As mentioned previously, we provide RDP classified taxonomic abundance profiles54 at all five levels of taxonomic lineage and two distinct de-novo classification based taxonomic abundance tables. RDP classified datasets may be accessed through the data files titled:

  1. 1.

    Leprosy Microbiome Genus Level Abundance Data

  2. 2.

    Leprosy Microbiome Family Level Abundance Data

  3. 3.

    Leprosy Microbiome Order Level Abundance Data

  4. 4.

    Leprosy Microbiome Class Level Abundance Data

  5. 5.

    Leprosy Microbiome Phylum Level Abundance Data

Data files corresponding to the de-novo classified OTUs may be accessed through the files titled:

  1. 1.

    Leprosy Microbiome OTU Level Abundance Data (Unfiltered, raw set)

  2. 2.

    Leprosy Microbiome OTU Level Abundance Data (Filtered Set)

Data file corresponding to the image representing (Swab) sample collection process may be accessed through the file titled:

  1. 1.

    Sample Collection Image

Data file corresponding to the figure representing a dendrogram embedded heatmap based on genus level taxonomic abundances in all samples of the study may be accessed through the file titled:

  1. 1.

    Dendrogram Embedded Heatmap

Technical Validation

Ethical clearances were obtained from IEC, NCCS and leprosy clinics for performing experiments and implementing quality testing for the study. All the informed consents and questionnaire for counseling were precisely documented. The required questionnaire was bilingual in nature. Each individual enrolled in the study was rehearsed with the complete study design and protocols.

Sample management

Data entry was done in compliance with the data records obtained from the leprosy clinics. Multiple checks were done regularly to ensure its authenticity and validity.

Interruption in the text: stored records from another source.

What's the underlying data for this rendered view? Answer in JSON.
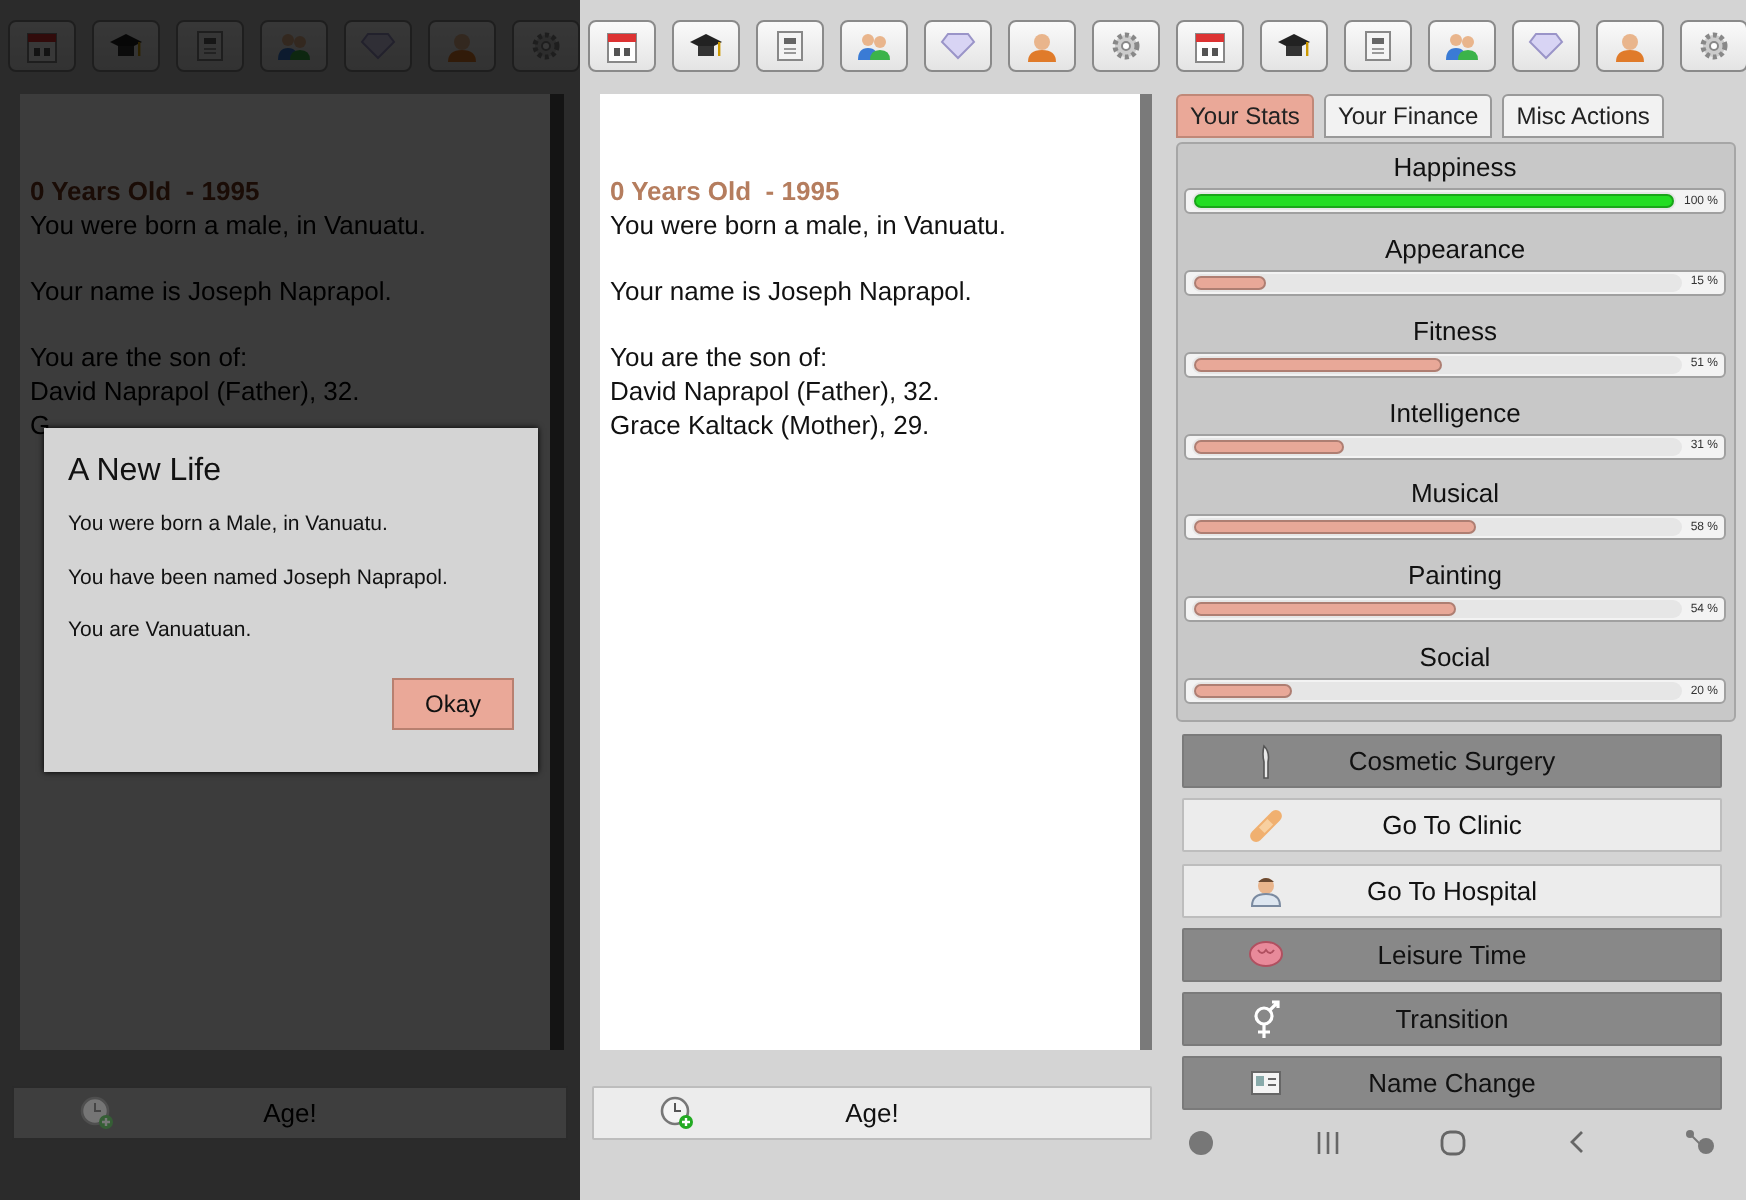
{
  "left_screen": {
    "dimmed": true,
    "story": {
      "heading": "0 Years Old  - 1995",
      "paragraphs": [
        [
          "You were born a male, in Vanuatu."
        ],
        [
          "Your name is Joseph Naprapol."
        ],
        [
          "You are the son of:",
          "David Naprapol (Father), 32.",
          "G"
        ]
      ]
    },
    "age_button": {
      "label": "Age!"
    },
    "dialog": {
      "title": "A New Life",
      "messages": [
        "You were born a Male, in Vanuatu.",
        "You have been named Joseph Naprapol.",
        "You are Vanuatuan."
      ],
      "button": "Okay"
    }
  },
  "right_screen": {
    "dimmed": false,
    "story": {
      "heading": "0 Years Old  - 1995",
      "paragraphs": [
        [
          "You were born a male, in Vanuatu."
        ],
        [
          "Your name is Joseph Naprapol."
        ],
        [
          "You are the son of:",
          "David Naprapol (Father), 32.",
          "Grace Kaltack (Mother), 29."
        ]
      ]
    },
    "age_button": {
      "label": "Age!"
    },
    "tabs": [
      {
        "label": "Your Stats",
        "selected": true
      },
      {
        "label": "Your Finance",
        "selected": false
      },
      {
        "label": "Misc Actions",
        "selected": false
      }
    ],
    "stats": [
      {
        "name": "Happiness",
        "level": 1.0,
        "reading": "100 %",
        "color": "#22dd22"
      },
      {
        "name": "Appearance",
        "level": 0.15,
        "reading": "15 %",
        "color": "#e8a898"
      },
      {
        "name": "Fitness",
        "level": 0.51,
        "reading": "51 %",
        "color": "#e8a898"
      },
      {
        "name": "Intelligence",
        "level": 0.31,
        "reading": "31 %",
        "color": "#e8a898"
      },
      {
        "name": "Musical",
        "level": 0.58,
        "reading": "58 %",
        "color": "#e8a898"
      },
      {
        "name": "Painting",
        "level": 0.54,
        "reading": "54 %",
        "color": "#e8a898"
      },
      {
        "name": "Social",
        "level": 0.2,
        "reading": "20 %",
        "color": "#e8a898"
      }
    ],
    "actions": [
      {
        "label": "Cosmetic Surgery",
        "disabled": true
      },
      {
        "label": "Go To Clinic",
        "disabled": false
      },
      {
        "label": "Go To Hospital",
        "disabled": false
      },
      {
        "label": "Leisure Time",
        "disabled": true
      },
      {
        "label": "Transition",
        "disabled": true
      },
      {
        "label": "Name Change",
        "disabled": true
      }
    ]
  }
}
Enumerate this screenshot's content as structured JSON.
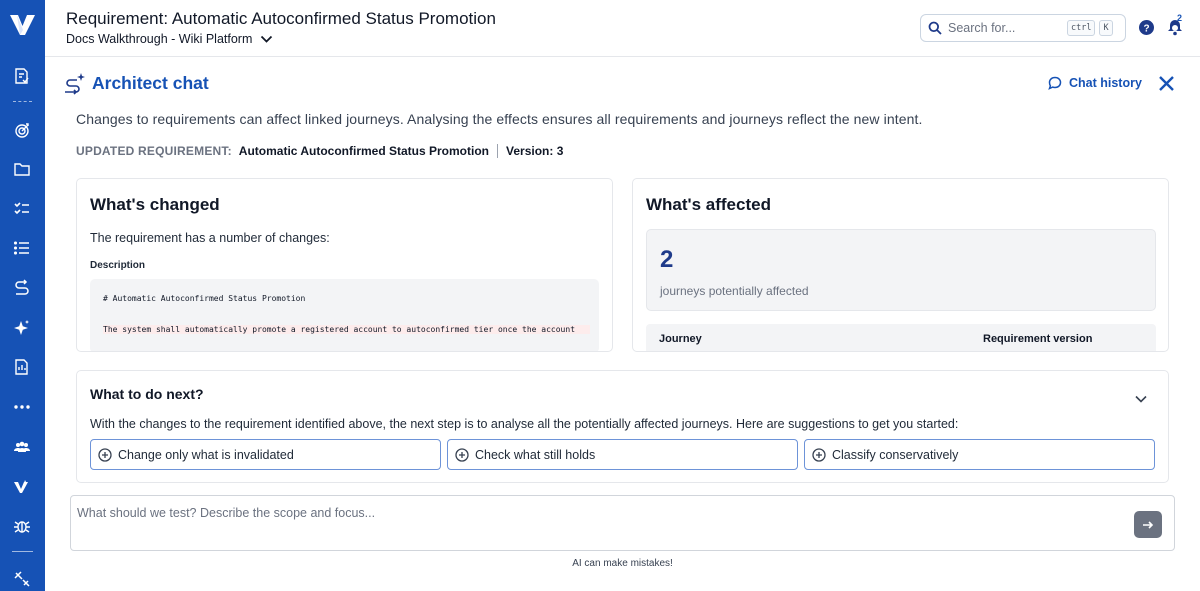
{
  "header": {
    "title": "Requirement: Automatic Autoconfirmed Status Promotion",
    "breadcrumb": "Docs Walkthrough - Wiki Platform",
    "search": {
      "placeholder": "Search for...",
      "shortcut_ctrl": "ctrl",
      "shortcut_key": "K"
    },
    "notification_count": "2"
  },
  "sidebar": {
    "items": [
      {
        "icon": "requirements-icon"
      },
      {
        "icon": "target-icon"
      },
      {
        "icon": "folder-icon"
      },
      {
        "icon": "checklist-icon"
      },
      {
        "icon": "list-icon"
      },
      {
        "icon": "journey-icon"
      },
      {
        "icon": "sparkle-icon"
      },
      {
        "icon": "report-icon"
      },
      {
        "icon": "more-icon"
      },
      {
        "icon": "team-icon"
      },
      {
        "icon": "brand-icon"
      },
      {
        "icon": "bug-icon"
      },
      {
        "icon": "tools-icon"
      }
    ]
  },
  "chat": {
    "title": "Architect chat",
    "history_label": "Chat history",
    "intro": "Changes to requirements can affect linked journeys. Analysing the effects ensures all requirements and journeys reflect the new intent.",
    "updated_requirement": {
      "key_label": "UPDATED REQUIREMENT:",
      "name": "Automatic Autoconfirmed Status Promotion",
      "version": "Version: 3"
    }
  },
  "changed": {
    "title": "What's changed",
    "lead": "The requirement has a number of changes:",
    "description_label": "Description",
    "code_lines": [
      "# Automatic Autoconfirmed Status Promotion",
      "The system shall automatically promote a registered account to autoconfirmed tier once the account"
    ]
  },
  "affected": {
    "title": "What's affected",
    "count": "2",
    "count_label": "journeys potentially affected",
    "columns": [
      "Journey",
      "Requirement version"
    ]
  },
  "next": {
    "title": "What to do next?",
    "subtitle": "With the changes to the requirement identified above, the next step is to analyse all the potentially affected journeys. Here are suggestions to get you started:",
    "suggestions": [
      "Change only what is invalidated",
      "Check what still holds",
      "Classify conservatively"
    ]
  },
  "composer": {
    "placeholder": "What should we test? Describe the scope and focus...",
    "disclaimer": "AI can make mistakes!"
  },
  "colors": {
    "brand": "#1652b5",
    "accent_dark": "#1e3a8a",
    "send_button": "#6b7280"
  }
}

DNA sample and PCR amplification quality control

The amount of DNA extracted from skin swabs was in extremely low amounts. Therefore, an aliquot of DNA extracted from each swab was used for PCR amplification using Touch-down protocol. PCR was performed in a Laminar flow cabinet after overnight UV illumination. The amplified product was then quantified using NanoDrop® ND-1000 UV-Vis Spectrophotometer (Thermo Fischer Scientific, USA) and checked for its quality using agarose gel electrophoresis. The PCR product was further outsourced for the amplicon library preparation and sequencing.

Sequence quality assessment and bioinformatics pipeline

Out of the total 85,57,782 good quality reads employed for reference based taxonomic classification, only 6,08,313 (~7%) remained unclassified. A fairly good percentage (55,38,880 i.e. ~65%) of the good quality reads were assigned to the most specific (genus) level using RDP classifier. In addition, a total of 161,695 OTUs were identified using vsearch based de-novo classification, which were filtered to 28,321 unique OTUs by omitting the population-level singletons.